What is Kaiseki Ryoki?
At the heart of Kaiseki dining is the Japanese principle of shun, or taking ingredients at the peak of their freshness. Dishes are presented simply, without artifice. This is done not only to ensure that the true flavor of each ingredient be expressed, but also to properly display each and every one and the height of their natural beauty, thus creating the perfect synergy between cuisine and artistic expression.
There are a number of different courses to kaiseki meals, and the exact execution of the meal depends on the chef as well as the availability of seasonal ingredients. However, the kaiseki dining experience typically begins with appetizers, followed by sashimi, cooked dishes, a rice course, and finally, dessert, with optional palate cleansers in between. Here are just a few renowned examples culled from the epicurean annals of Japanese kaiseki cuisine.
The zensai or sakizuke course features an appetizer similar to an amuse-bouche. For example, enjoy an exquisite bite of horsehair crab and sea urchin tossed in a vinaigrette of Tosa vinegar from the Shikoku region, complemented by stock created from skipjack tuna and oranges.
The hassun, or seasonal platter, sets the seasonal theme so integral to kaiseki cuisine. This course typically includes one kind of sushi accompanied by several smaller dishes. With such items as Sanuki-style pickled akagai clams, boiled and roasted Kawachi duck, broccolini in soy sauce, and rump roast made with Kameoka beef, it's a feast for both the eyes and the taste buds.
Sashimi is thinly sliced, raw fish, usually served on a bed of shredded daikon (Japanese radish) and accompanied by soya sauce and a small amount of wasabi paste. Sashimi is sometimes served with the starters.
Nimono is a dish made by boiling, simmering or stewing vegetables and meat or seafood, often in a mixture of soya sauce, sweet cooking sake and sugar.
The soup is an integral part of a kaiseki meal. It is often a simple clear broth sparingly garnished with vegetables, tofu or seafood.

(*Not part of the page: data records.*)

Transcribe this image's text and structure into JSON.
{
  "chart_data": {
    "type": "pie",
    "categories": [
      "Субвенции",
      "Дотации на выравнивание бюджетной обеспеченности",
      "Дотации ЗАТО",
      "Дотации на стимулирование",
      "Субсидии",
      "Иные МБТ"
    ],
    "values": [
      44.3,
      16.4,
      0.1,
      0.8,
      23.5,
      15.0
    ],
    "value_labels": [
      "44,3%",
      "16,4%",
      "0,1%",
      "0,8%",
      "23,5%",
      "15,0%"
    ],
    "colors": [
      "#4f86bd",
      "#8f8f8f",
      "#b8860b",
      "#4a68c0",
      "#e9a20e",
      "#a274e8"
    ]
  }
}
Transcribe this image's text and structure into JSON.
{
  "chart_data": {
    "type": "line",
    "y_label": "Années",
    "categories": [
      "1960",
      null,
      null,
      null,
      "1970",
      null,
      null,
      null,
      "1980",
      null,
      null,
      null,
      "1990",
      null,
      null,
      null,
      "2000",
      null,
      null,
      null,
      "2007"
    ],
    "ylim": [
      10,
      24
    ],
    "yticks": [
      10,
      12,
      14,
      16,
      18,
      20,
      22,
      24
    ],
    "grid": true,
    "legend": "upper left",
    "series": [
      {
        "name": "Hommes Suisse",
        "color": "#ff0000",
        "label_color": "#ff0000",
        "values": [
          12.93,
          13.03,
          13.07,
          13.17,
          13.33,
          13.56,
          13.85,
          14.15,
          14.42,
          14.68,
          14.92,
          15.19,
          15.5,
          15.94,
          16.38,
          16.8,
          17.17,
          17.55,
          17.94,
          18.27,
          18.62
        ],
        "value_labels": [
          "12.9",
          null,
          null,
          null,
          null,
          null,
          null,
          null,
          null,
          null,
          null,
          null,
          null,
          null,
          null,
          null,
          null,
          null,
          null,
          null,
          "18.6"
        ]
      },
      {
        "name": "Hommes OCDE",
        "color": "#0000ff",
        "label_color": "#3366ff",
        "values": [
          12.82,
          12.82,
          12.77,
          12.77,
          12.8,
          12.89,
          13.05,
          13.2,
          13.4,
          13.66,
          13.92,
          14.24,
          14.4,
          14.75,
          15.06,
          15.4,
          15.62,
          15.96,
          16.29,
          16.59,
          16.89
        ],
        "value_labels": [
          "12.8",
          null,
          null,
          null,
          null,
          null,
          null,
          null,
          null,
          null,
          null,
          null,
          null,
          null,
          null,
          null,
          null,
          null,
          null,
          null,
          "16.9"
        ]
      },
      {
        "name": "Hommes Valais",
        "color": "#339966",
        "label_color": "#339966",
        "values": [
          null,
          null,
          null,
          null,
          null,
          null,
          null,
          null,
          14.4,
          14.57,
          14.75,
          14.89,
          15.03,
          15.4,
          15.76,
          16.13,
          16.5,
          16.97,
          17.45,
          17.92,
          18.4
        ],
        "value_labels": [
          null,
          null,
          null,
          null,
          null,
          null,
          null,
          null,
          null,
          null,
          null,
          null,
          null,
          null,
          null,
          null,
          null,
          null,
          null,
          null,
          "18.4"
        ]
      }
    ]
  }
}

Yakimono dishes are usually either grilled fish or meat. Grilled fish may be a local fresh water variety or seafood depending on the region. Grilled meat often features local wagyu (prime Japanese beef).
The mushimono course boasts a tasty steamed dish, such as steamed egg custard with ikura salmon roe or egg custard with creamy shirako cod milt from Hokkaido and sliced tiger lily bulb.
A dessert of wagashi, or Japanese confection, fruit, cake, or ice cream.